Students who take advantage of the perks tend to shrug off comments from college alumni who scoff at the pampering they never had.

“Going to school today and living as a young adult in this world is completely different than when they grew up. What could be looked at as spoiled for them, is not necessarily spoiled for us,” says Josh Hoffman, a 19-year-old sophomore in New York University’s jazz performance program. He took a Madpackers limousine to school this semester.

“I just feel like we have so much, with technology and computers. We have everything at our hands,” he says. “It’s just a matter of choosing.”

Many students say housing amenities, in particular, play a big role when deciding which school to attend.

That worries some education watchdogs, who believe the focus on living the good life is driving up the already burdensome cost of college—and causing some students to ask for more grants and rack up more debt than they normally would.

“Students and school employees are living in increasing luxury while taxpayers are getting soaked,” says Neal McCluskey, a policy analyst for the Center for Educational Freedom at the Cato Institute, a libertarian think tank.

Still others think there’s something to be said for basic communal living, especially for underclassmen.

“The traditional college dormitory with two students to a room and a bathroom and common room down the hall is a pretty good way of getting students out of their rooms and away from their computers,” says Tom Kepple, president of Juniata College, a liberal arts school in Huntingdon, Pa. “In this environment, it’s pretty hard to avoid getting to know your fellow students and how to live in a community.”

Some students agree.

“It’s a crash course in conflict resolution,” says Renita Young, a 20-year-old senior at DePaul who started off in a cramped dorm and only recently moved to Loft-Right. She feels she’s earned the perk.

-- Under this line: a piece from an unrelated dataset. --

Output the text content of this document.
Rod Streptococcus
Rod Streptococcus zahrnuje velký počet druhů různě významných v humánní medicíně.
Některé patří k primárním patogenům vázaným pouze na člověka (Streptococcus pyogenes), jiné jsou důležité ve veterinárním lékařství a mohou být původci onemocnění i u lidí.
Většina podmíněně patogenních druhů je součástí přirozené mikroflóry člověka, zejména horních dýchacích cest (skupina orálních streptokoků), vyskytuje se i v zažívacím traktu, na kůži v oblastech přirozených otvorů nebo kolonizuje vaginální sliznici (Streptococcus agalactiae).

That said, many residents in her building are freshmen and sophomores—which Bronstein, the developer, takes as a sign of increasing demand. Now he’s ready to move on to his next project: a “Club Med for students” at Illinois State University that will have outdoor volleyball and hot tubs, as well as plasma TVs in every unit.

“The cat’s out of the bag,” he says. “Nobody’s going to build a new building with community bathrooms. It just won’t happen.”

Sarah English, director of housing and residential life at Marist College in Poughkeepsie, N.Y., also believes universities have no choice but to upgrade housing. Her school recently added upscale townhouses for students.

But even she drew the line when she heard officials at some colleges were replacing standard-issue twin mattresses—long a rite of passage in dorm life—with full-sized beds.

Her thought on that: “Are you kidding me?”